I hammered out a few pages of notes and spent an hour or so trying to bring some cohesiveness and sense to the last few days’ work. I gave Tim until about two-thirty for his long lunch, then called the office.
“Joe, you sound like you were right around the corner.”
I thanked God for long-distance dialing. “Well, it’s not costing me ‘from just around the corner.’ What’s doing, Tim? Jen told me you wanted to talk to me about something.”
Tim had had a very strange phone call that morning from Jeremiah Kelleher during the course of which Gorgeous Jerry let Tim know that he had a contract to place a very bright, well-connected, inoffensive young Italian third-grade detective in the D.A.’s Squad. Jerry, always aware of the importance of ethnic balance in a squad, let it drop, not too subtly, that he wouldn’t make any noise if Tim somehow got rid of that “guinea detective, what’s-his-name-Catalano.”
“Can you beat that, Joe? What do you think happened to make Jerry turn on Catalano?”
“What do
I
think? You’re kidding, Tim. I don’t understand any of the things you political guys get into. When are you planning to unload Catalano?”
“Soon, Joe; very soon. I have about ten valid reasons all lined up. It’s a matter of how I go about it.”
“Very skillfully, I’m sure.”
“Well, tell me, kid, how’re things going?”
I told him Jen and I were in the process of working things out.
“Good, terrific, that’s what I wanted to hear. You getting much time out in the sun, lover?”
“You gonna keep checking on me like this, Tim? Want me to ring every hour, or send a report in every day, or what?”
“No, no. But no kidding, Joe, you’re thinking about the future, right? Have you discussed ‘anything,’ you know, with Jen?”
Tim was being discreet; he was positive his phone was tapped and he was probably right.
“We’re discussing a lot of things, Timmy. Listen, you going to want me again? Should I hang around the apartment and wait for your calls?”
Tim promised not to bother me again while I was on vacation. He would hold all the details of his next move until I was back.
Tommy Dawson returned my call that evening. He checked his class schedule. He was free any time until twelve-thirty for the rest of the week.

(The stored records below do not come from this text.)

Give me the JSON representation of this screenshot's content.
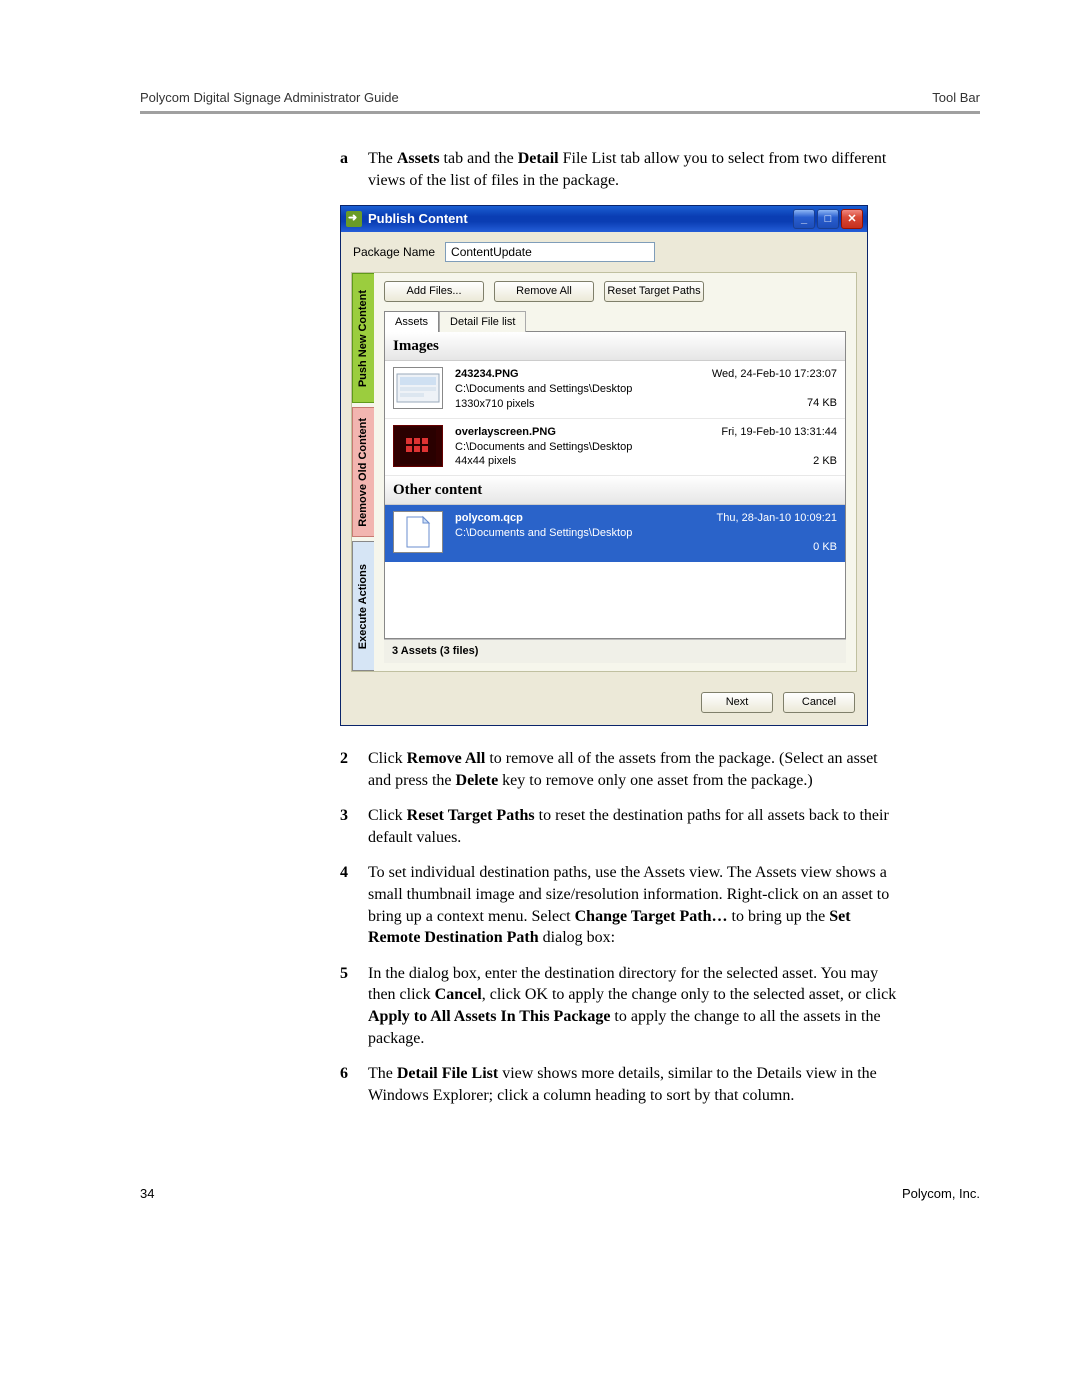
{
  "header": {
    "left": "Polycom Digital Signage Administrator Guide",
    "right": "Tool Bar"
  },
  "steps": {
    "a": {
      "num": "a",
      "pre": "The ",
      "b1": "Assets",
      "mid1": " tab and the ",
      "b2": "Detail",
      "mid2": " File List tab allow you to select from two different views of the list of files in the package."
    },
    "s2": {
      "num": "2",
      "pre": "Click ",
      "b1": "Remove All",
      "mid1": " to remove all of the assets from the package. (Select an asset and press the ",
      "b2": "Delete",
      "mid2": " key to remove only one asset from the package.)"
    },
    "s3": {
      "num": "3",
      "pre": "Click ",
      "b1": "Reset Target Paths",
      "mid1": " to reset the destination paths for all assets back to their default values."
    },
    "s4": {
      "num": "4",
      "pre": "To set individual destination paths, use the Assets view. The Assets view shows a small thumbnail image and size/resolution information. Right-click on an asset to bring up a context menu. Select ",
      "b1": "Change Target Path…",
      "mid1": " to bring up the ",
      "b2": "Set Remote Destination Path",
      "mid2": " dialog box:"
    },
    "s5": {
      "num": "5",
      "pre": "In the dialog box, enter the destination directory for the selected asset. You may then click ",
      "b1": "Cancel",
      "mid1": ", click OK to apply the change only to the selected asset, or click ",
      "b2": "Apply to All Assets In This Package",
      "mid2": " to apply the change to all the assets in the package."
    },
    "s6": {
      "num": "6",
      "pre": "The ",
      "b1": "Detail File List",
      "mid1": " view shows more details, similar to the Details view in the Windows Explorer; click a column heading to sort by that column."
    }
  },
  "window": {
    "title": "Publish Content",
    "package_label": "Package Name",
    "package_value": "ContentUpdate",
    "sidetabs": {
      "push": "Push New Content",
      "remove": "Remove Old Content",
      "exec": "Execute Actions"
    },
    "buttons": {
      "add": "Add Files...",
      "remove_all": "Remove All",
      "reset": "Reset Target Paths"
    },
    "tabs": {
      "assets": "Assets",
      "detail": "Detail File list"
    },
    "groups": {
      "images": "Images",
      "other": "Other content"
    },
    "items": [
      {
        "name": "243234.PNG",
        "path": "C:\\Documents and Settings\\Desktop",
        "dims": "1330x710 pixels",
        "date": "Wed, 24-Feb-10 17:23:07",
        "size": "74 KB"
      },
      {
        "name": "overlayscreen.PNG",
        "path": "C:\\Documents and Settings\\Desktop",
        "dims": "44x44 pixels",
        "date": "Fri, 19-Feb-10 13:31:44",
        "size": "2 KB"
      },
      {
        "name": "polycom.qcp",
        "path": "C:\\Documents and Settings\\Desktop",
        "dims": "",
        "date": "Thu, 28-Jan-10 10:09:21",
        "size": "0 KB"
      }
    ],
    "status": "3 Assets (3 files)",
    "footer": {
      "next": "Next",
      "cancel": "Cancel"
    }
  },
  "page_footer": {
    "num": "34",
    "co": "Polycom, Inc."
  }
}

At the St. John’s student parking lot the next morning, Tommy Dawson transferred his skin-diving equipment from his VW to my Chevy. We drove over to Flushing Meadow Park and I parked on the service road of Grand Central Parkway. There was still an early-morning chill in the air, which was fine. We could do without an audience.
It’s amazing how much difference a year makes. Last spring, when Tommy and Mike graduated from high school, they were both unformed, gawky eighteen-year-olds. Tommy had had short, tightly curled red hair with hardly a sprinkle of beard showing through his freckles. Now, at nineteen, with one year of prelaw under his belt, Tommy had a wild mop of shaggy red hair and a really good, strong bright-orange beard which hid all the freckles. His voice had deepened and he listened closely with a sharp intelligence when I told him what he would be diving for.
“I get the feeling that this is between the two of us, Mr. Peters?”
“Right. For the time being.” Then, answering the question in his narrowing reddish-brown eyes, “Absolutely nothing illegal involved, Tom. Just a little follow-up of an old case on my own time; which means this whole thing, whatever we might come up with, is just between the two of us for now.”
He pulled his jeans off, then his sweatshirt, and got into his wet suit. The rock ledge, “George’s private spot,” gave a complete privacy which wasn’t strictly necessary now, since there weren’t any people around, at least not in this area. However, just to be on the safe side, since a crowd can materialize in about four seconds flat, particularly when you don’t want a crowd to materialize, I gave Tom our cover story.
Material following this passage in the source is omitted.